I'll be honest: the stream of consciousness style of writing in this book was not a favorite of mine. The numerous references to Indian political and historical events and various world mythologies were also challenging.
But the overall theme was clear, more than valid especially in these times, and I think that readers more versed in mythologies and Indian events would not find any challenge in reading this book.
Two college students, one male and one female, separately seek to escape their bodies and lives, exhausted by their own familial troubles, problems exacerbated by an oppressive and uncaring society. Exploring horribly human traits such as racism, sexism, class inequality and religious persecution, to name a few, Satyamurthy's wonderfully poetic prose swept me away. I felt an immediate kinship with Sati and Satyan and immediately sympathetic for their plights. They somehow simultaneously discover a possible solution to their most pressing dilemma, of wishing to escape their bodies which, in turn, leads them on a quest to fight the system and right a very terrible wrong. Along the way, we take a quick detour behind the curtain where Sati/Satyan experience first-hand some of the worst that humanity has to offer, but which seems to be becoming ever more present in real life. The way Satyamurthy does this is very well done, taking a break from the narrative style of the rest of the story, but not in a jarring way. His writing is simply that beautiful that I couldn't help but be carried along. I love discovering new authors with their very own distinctive styles, and Satyamurthy does not disappoint.
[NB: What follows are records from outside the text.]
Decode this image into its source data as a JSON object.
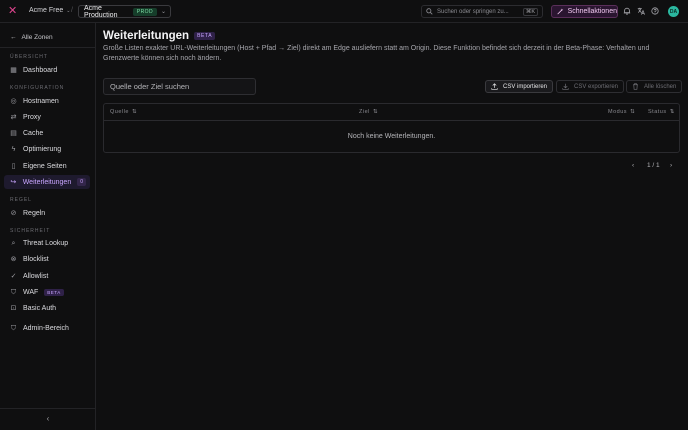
{
  "topbar": {
    "org": "Acme Free",
    "zone": "Acme Production",
    "zone_badge": "PROD",
    "search_placeholder": "Suchen oder springen zu...",
    "search_shortcut": "⌘K",
    "quick_actions": "Schnellaktionen",
    "avatar_initials": "DA"
  },
  "sidebar": {
    "back": "Alle Zonen",
    "sections": {
      "overview": "ÜBERSICHT",
      "config": "KONFIGURATION",
      "rule": "REGEL",
      "security": "SICHERHEIT"
    },
    "items": [
      {
        "label": "Dashboard",
        "icon": "grid-icon"
      },
      {
        "label": "Hostnamen",
        "icon": "globe-icon"
      },
      {
        "label": "Proxy",
        "icon": "arrows-icon"
      },
      {
        "label": "Cache",
        "icon": "database-icon"
      },
      {
        "label": "Optimierung",
        "icon": "bolt-icon"
      },
      {
        "label": "Eigene Seiten",
        "icon": "file-icon"
      },
      {
        "label": "Weiterleitungen",
        "icon": "redirect-icon",
        "badge": "0",
        "active": true
      },
      {
        "label": "Regeln",
        "icon": "filter-icon"
      },
      {
        "label": "Threat Lookup",
        "icon": "search-icon"
      },
      {
        "label": "Blocklist",
        "icon": "ban-icon"
      },
      {
        "label": "Allowlist",
        "icon": "check-circle-icon"
      },
      {
        "label": "WAF",
        "icon": "shield-icon",
        "badge": "BETA"
      },
      {
        "label": "Basic Auth",
        "icon": "lock-icon"
      },
      {
        "label": "Admin-Bereich",
        "icon": "shield-icon"
      }
    ]
  },
  "main": {
    "title": "Weiterleitungen",
    "title_badge": "BETA",
    "description": "Große Listen exakter URL-Weiterleitungen (Host + Pfad → Ziel) direkt am Edge ausliefern statt am Origin. Diese Funktion befindet sich derzeit in der Beta-Phase: Verhalten und Grenzwerte können sich noch ändern.",
    "filter_placeholder": "Quelle oder Ziel suchen",
    "actions": {
      "import": "CSV importieren",
      "export": "CSV exportieren",
      "delete_all": "Alle löschen"
    },
    "columns": [
      "Quelle",
      "Ziel",
      "Modus",
      "Status"
    ],
    "empty": "Noch keine Weiterleitungen.",
    "pagination": "1 / 1"
  },
  "colors": {
    "accent": "#c9a6ff",
    "brand": "#e0458f",
    "background": "#0f0f10"
  }
}
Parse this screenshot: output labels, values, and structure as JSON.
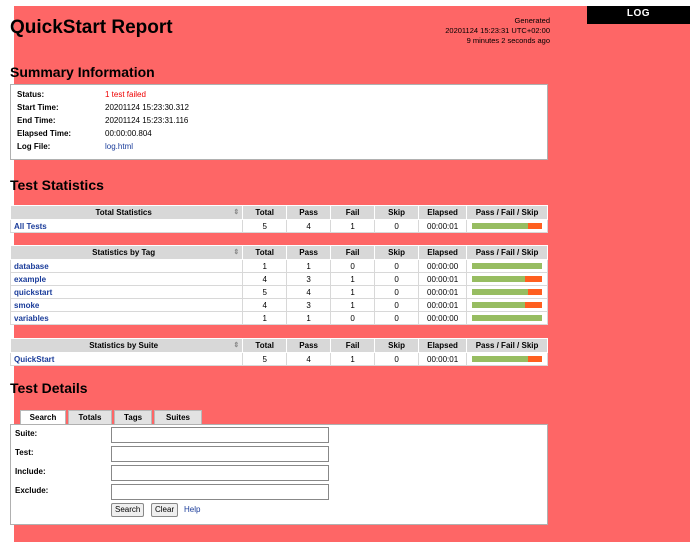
{
  "log_button": "LOG",
  "header": {
    "title": "QuickStart Report",
    "generated_label": "Generated",
    "generated_time": "20201124 15:23:31 UTC+02:00",
    "generated_ago": "9 minutes 2 seconds ago"
  },
  "summary": {
    "heading": "Summary Information",
    "status_label": "Status:",
    "status_value": "1 test failed",
    "start_label": "Start Time:",
    "start_value": "20201124 15:23:30.312",
    "end_label": "End Time:",
    "end_value": "20201124 15:23:31.116",
    "elapsed_label": "Elapsed Time:",
    "elapsed_value": "00:00:00.804",
    "log_label": "Log File:",
    "log_value": "log.html"
  },
  "statistics": {
    "heading": "Test Statistics",
    "columns": [
      "Total",
      "Pass",
      "Fail",
      "Skip",
      "Elapsed",
      "Pass / Fail / Skip"
    ],
    "total": {
      "title": "Total Statistics",
      "rows": [
        {
          "name": "All Tests",
          "total": "5",
          "pass": "4",
          "fail": "1",
          "skip": "0",
          "elapsed": "00:00:01",
          "pass_frac": 0.8,
          "fail_frac": 0.2
        }
      ]
    },
    "tag": {
      "title": "Statistics by Tag",
      "rows": [
        {
          "name": "database",
          "total": "1",
          "pass": "1",
          "fail": "0",
          "skip": "0",
          "elapsed": "00:00:00",
          "pass_frac": 1,
          "fail_frac": 0
        },
        {
          "name": "example",
          "total": "4",
          "pass": "3",
          "fail": "1",
          "skip": "0",
          "elapsed": "00:00:01",
          "pass_frac": 0.75,
          "fail_frac": 0.25
        },
        {
          "name": "quickstart",
          "total": "5",
          "pass": "4",
          "fail": "1",
          "skip": "0",
          "elapsed": "00:00:01",
          "pass_frac": 0.8,
          "fail_frac": 0.2
        },
        {
          "name": "smoke",
          "total": "4",
          "pass": "3",
          "fail": "1",
          "skip": "0",
          "elapsed": "00:00:01",
          "pass_frac": 0.75,
          "fail_frac": 0.25
        },
        {
          "name": "variables",
          "total": "1",
          "pass": "1",
          "fail": "0",
          "skip": "0",
          "elapsed": "00:00:00",
          "pass_frac": 1,
          "fail_frac": 0
        }
      ]
    },
    "suite": {
      "title": "Statistics by Suite",
      "rows": [
        {
          "name": "QuickStart",
          "total": "5",
          "pass": "4",
          "fail": "1",
          "skip": "0",
          "elapsed": "00:00:01",
          "pass_frac": 0.8,
          "fail_frac": 0.2
        }
      ]
    }
  },
  "details": {
    "heading": "Test Details",
    "tabs": [
      "Search",
      "Totals",
      "Tags",
      "Suites"
    ],
    "active_tab": "Search",
    "fields": [
      {
        "label": "Suite:",
        "value": ""
      },
      {
        "label": "Test:",
        "value": ""
      },
      {
        "label": "Include:",
        "value": ""
      },
      {
        "label": "Exclude:",
        "value": ""
      }
    ],
    "search_button": "Search",
    "clear_button": "Clear",
    "help_link": "Help"
  },
  "colors": {
    "background": "#fe6666",
    "pass": "#97bd61",
    "fail": "#ff5f1f",
    "link": "#1a3c9a"
  }
}
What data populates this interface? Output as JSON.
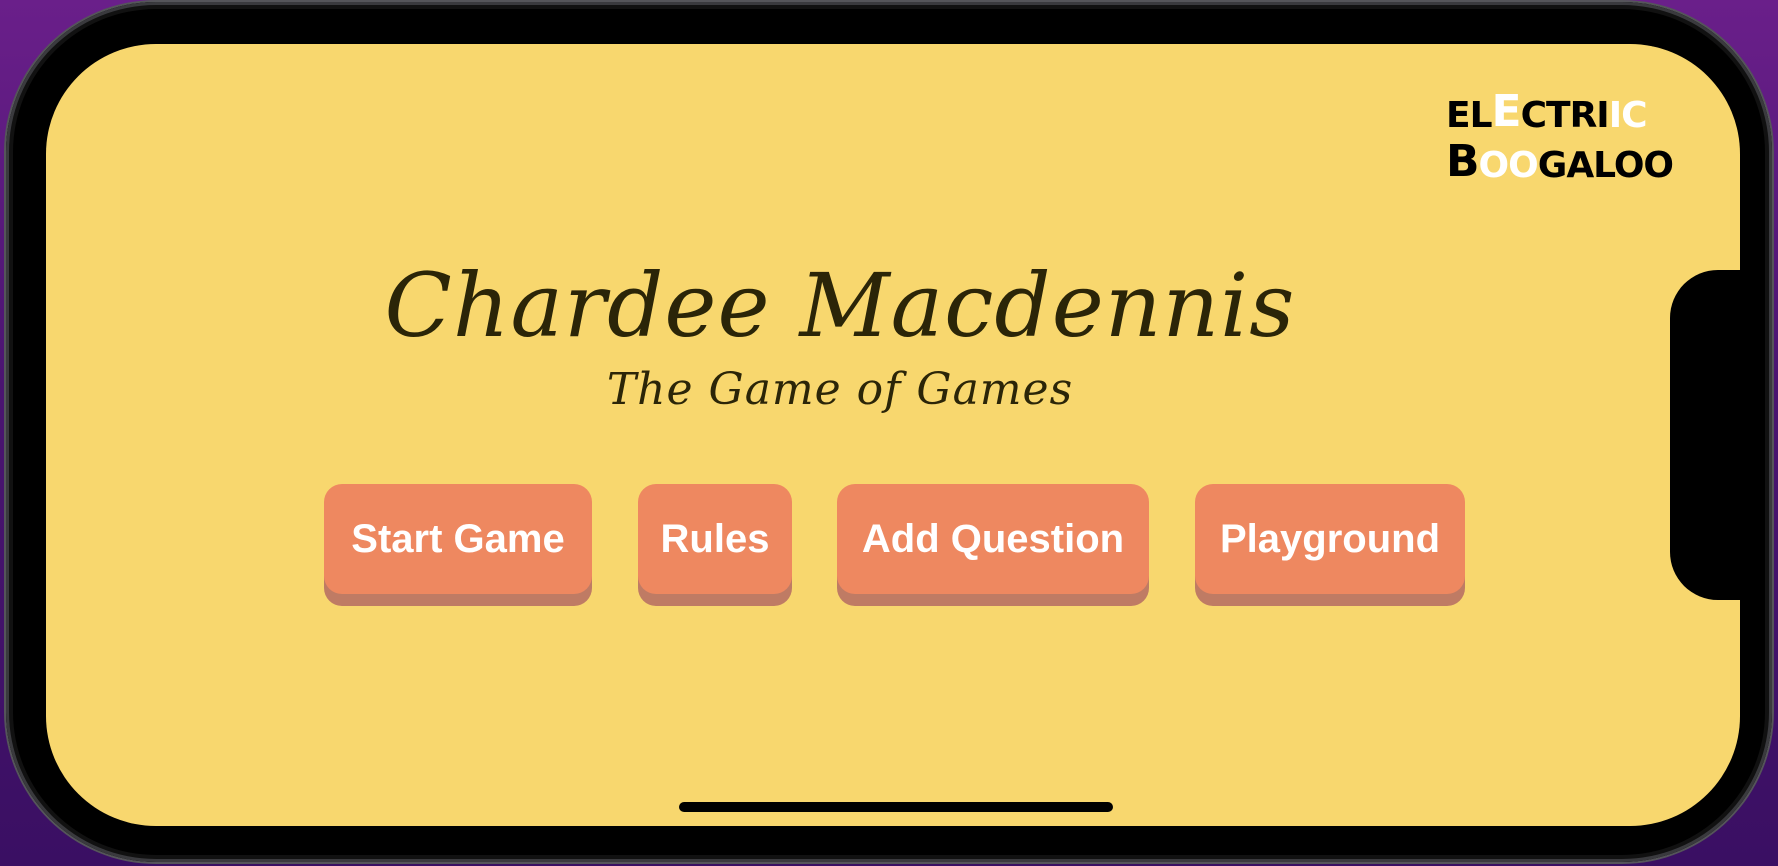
{
  "logo": {
    "row1_parts": [
      "EL",
      "E",
      "CTRI",
      "IC"
    ],
    "row2_parts": [
      "B",
      "OO",
      "GALOO"
    ]
  },
  "title": "Chardee Macdennis",
  "subtitle": "The Game of Games",
  "buttons": {
    "start": "Start Game",
    "rules": "Rules",
    "add": "Add Question",
    "playground": "Playground"
  },
  "colors": {
    "background": "#f8d76e",
    "button": "#ee8860",
    "button_shadow": "#bf7b64",
    "title_text": "#2b2508"
  }
}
this book is a quick, nuanced, powerful reckoning w/the "resurgence" - or perhaps the conditions that prescribed that "resurgence", showing that "resurgence" to perhaps be more of an unmasking of something already there than an actual return of something thought long gone - of fascism in the last half decade or so, not by focusing on the more obvious, recent signifiers of that resurgence - the Modis, Trumps, & Dutertes of the world - but by portraying the world, the system for which those signifiers are, not unique, emergent phenomena, but perhaps reductive if summary manifestations. in fact, the astonishing thing, the unique, emergent thing that rises up above that world, that system that forms the context of STRENGTH OF WATER isn't the summation of that awfulness in a Trump or Modi or Duterte, but this delicate yet immense, powerful sense of love & hope - the Strength of Water.
&, significantly: the Strength of Water is gender fluid.